- Born: c. 1356 Padua, Italy
- Died: 1429 (aged 72–73) Venice, Italy
- Occupation: Humanist
- Years active: 1380s-1429

= Maddalena Scrovegni =

Italian humanist (c.1356–1429)

Maddalena Scrovegni (1356 ca.-1429) was an Italian humanist.

==Biography==
Maddalena Scrovegni was from a very wealthy family from Padua, Italy; she was the only daughter in the family. Her father was Ugolino da Scrovegni. She married Francesco Manfredi, a knight, in 1376. Manfredi died by 1381.
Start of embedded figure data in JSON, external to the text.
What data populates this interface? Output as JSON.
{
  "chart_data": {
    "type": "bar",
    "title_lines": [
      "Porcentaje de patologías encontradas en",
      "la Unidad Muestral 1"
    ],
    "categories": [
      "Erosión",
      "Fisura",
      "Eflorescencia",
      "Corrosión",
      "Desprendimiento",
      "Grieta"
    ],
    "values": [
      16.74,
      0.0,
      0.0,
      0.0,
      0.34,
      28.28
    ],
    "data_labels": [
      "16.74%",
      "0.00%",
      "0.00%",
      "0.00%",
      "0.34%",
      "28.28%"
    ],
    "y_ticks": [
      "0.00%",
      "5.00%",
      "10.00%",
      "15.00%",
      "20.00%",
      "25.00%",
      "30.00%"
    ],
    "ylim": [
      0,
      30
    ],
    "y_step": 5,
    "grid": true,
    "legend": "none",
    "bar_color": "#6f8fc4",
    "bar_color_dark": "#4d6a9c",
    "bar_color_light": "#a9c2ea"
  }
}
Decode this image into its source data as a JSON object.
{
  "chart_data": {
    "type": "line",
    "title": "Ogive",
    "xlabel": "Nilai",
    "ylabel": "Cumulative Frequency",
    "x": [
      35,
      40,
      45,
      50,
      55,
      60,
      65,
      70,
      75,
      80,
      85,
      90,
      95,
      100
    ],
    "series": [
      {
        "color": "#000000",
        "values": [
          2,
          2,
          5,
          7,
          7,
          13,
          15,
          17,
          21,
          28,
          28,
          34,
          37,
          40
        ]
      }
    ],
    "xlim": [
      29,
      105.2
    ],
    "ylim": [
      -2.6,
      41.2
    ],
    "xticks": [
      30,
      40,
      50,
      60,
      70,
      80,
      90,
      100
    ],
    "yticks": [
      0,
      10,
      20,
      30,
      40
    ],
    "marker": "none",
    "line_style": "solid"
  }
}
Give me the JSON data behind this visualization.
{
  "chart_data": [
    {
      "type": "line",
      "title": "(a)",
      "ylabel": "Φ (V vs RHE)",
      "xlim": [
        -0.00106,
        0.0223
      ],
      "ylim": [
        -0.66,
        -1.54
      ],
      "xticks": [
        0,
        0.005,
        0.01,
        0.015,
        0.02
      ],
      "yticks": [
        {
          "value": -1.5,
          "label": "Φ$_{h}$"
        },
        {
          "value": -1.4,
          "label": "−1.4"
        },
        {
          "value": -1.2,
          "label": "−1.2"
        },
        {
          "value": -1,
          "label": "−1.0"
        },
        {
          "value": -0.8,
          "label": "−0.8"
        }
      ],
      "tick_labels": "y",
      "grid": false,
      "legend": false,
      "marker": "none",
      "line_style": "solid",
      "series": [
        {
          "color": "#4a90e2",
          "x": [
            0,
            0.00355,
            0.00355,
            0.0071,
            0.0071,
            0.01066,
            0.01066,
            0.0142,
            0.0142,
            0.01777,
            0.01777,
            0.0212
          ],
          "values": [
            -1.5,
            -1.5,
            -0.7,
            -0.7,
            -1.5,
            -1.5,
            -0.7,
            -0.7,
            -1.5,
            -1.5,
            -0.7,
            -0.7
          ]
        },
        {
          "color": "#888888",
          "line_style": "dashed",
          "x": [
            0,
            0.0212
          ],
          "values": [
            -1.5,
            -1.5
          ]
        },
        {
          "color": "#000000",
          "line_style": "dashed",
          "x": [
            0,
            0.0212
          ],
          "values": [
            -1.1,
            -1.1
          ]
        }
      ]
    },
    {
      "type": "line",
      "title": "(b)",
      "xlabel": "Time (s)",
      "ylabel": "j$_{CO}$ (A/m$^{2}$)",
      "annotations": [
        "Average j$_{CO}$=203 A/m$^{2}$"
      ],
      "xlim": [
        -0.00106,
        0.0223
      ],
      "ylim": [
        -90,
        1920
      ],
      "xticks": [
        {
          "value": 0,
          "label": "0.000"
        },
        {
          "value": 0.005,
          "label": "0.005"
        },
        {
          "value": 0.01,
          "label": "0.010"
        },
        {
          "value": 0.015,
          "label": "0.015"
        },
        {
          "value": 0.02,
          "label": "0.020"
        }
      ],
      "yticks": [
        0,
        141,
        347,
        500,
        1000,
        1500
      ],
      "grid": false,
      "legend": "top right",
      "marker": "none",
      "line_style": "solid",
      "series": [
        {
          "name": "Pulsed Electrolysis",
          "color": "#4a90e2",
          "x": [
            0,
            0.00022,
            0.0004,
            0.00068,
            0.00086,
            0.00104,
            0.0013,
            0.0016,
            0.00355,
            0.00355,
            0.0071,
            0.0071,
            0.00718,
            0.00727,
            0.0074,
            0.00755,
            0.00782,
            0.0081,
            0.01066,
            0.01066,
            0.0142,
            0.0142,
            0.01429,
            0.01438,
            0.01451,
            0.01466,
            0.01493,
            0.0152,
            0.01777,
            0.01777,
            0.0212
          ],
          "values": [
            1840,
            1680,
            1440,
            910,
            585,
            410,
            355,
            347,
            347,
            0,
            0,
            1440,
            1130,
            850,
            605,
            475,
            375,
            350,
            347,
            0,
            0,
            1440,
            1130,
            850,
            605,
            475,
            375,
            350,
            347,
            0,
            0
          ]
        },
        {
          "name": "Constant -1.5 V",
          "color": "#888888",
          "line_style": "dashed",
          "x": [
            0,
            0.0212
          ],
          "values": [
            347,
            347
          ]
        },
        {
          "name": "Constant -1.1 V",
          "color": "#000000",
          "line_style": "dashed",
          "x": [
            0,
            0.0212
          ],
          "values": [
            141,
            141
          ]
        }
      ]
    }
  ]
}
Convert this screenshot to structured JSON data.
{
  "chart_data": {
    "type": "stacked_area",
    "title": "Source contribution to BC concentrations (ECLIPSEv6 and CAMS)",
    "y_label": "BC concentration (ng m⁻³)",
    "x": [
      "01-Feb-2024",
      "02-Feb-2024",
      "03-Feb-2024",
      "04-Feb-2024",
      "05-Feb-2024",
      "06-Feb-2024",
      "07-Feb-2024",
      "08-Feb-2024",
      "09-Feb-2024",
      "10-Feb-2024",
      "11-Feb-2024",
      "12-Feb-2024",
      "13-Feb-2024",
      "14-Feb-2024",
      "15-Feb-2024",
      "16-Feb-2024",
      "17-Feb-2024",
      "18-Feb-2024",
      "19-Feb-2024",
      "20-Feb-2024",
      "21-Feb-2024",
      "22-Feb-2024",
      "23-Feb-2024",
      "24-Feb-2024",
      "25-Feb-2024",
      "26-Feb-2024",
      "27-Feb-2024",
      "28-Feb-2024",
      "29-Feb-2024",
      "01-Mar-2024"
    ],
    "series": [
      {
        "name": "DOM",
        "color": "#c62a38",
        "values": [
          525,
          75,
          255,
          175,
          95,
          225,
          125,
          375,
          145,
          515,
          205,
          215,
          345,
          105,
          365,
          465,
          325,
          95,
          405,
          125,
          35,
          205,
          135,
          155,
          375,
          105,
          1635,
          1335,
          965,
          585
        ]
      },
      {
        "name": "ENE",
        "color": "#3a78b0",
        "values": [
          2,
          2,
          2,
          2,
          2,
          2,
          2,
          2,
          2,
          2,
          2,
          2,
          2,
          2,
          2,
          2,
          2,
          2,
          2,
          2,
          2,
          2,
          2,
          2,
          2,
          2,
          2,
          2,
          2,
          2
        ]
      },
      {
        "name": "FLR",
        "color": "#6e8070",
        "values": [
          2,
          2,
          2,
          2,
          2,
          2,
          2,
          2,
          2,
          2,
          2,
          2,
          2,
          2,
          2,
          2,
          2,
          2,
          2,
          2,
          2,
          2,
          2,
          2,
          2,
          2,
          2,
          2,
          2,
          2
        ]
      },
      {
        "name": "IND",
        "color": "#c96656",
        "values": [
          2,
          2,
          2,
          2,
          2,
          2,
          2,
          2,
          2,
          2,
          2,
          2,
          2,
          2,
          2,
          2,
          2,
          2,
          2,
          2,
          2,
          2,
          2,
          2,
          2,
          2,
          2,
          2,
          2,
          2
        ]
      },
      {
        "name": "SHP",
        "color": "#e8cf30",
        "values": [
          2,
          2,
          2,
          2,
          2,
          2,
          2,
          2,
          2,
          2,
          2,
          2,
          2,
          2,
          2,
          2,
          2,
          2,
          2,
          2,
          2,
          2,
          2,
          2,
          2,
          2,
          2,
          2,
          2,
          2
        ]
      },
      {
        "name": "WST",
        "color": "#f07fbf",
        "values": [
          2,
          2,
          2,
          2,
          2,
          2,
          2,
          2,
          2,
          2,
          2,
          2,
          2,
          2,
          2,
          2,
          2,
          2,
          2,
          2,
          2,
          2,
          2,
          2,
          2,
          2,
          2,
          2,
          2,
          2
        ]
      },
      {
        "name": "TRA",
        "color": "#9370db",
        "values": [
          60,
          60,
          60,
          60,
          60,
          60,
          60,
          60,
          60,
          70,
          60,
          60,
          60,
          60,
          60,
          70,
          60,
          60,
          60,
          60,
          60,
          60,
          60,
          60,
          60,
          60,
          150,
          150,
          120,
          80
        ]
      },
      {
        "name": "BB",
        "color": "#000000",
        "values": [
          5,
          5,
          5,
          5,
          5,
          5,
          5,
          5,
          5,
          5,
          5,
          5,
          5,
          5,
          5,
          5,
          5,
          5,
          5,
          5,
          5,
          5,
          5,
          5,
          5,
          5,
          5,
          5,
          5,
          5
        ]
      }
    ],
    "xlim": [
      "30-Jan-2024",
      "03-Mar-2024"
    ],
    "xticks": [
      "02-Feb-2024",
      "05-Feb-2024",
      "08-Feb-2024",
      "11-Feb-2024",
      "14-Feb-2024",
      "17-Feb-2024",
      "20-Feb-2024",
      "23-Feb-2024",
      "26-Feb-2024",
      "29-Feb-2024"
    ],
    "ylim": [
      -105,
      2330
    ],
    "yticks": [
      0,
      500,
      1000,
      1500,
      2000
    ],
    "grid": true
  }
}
In 1383, Scrovegni wrote a letter to the Carraresi family to exonerate her family after they were exiled in Padua. The family was welcomed back into Paduan society under the Carraresi patron, Francesco il Vecchio. She was the subject of Antoni Loschi's poem The Temple of Chastity, written in 1389. In the poem, Loschi depicts Scrovegni as Chastity and that her study or home was a temple. The poem was commissioned by the House of Visconti in response to Scrovegni's letter.

Scrovegni, her father, and her brothers were exiled to Venice in 1390. In Venice, she founded a hospice. She died in Venice in 1429.

Scrovegni communicated with Angela Nogarola.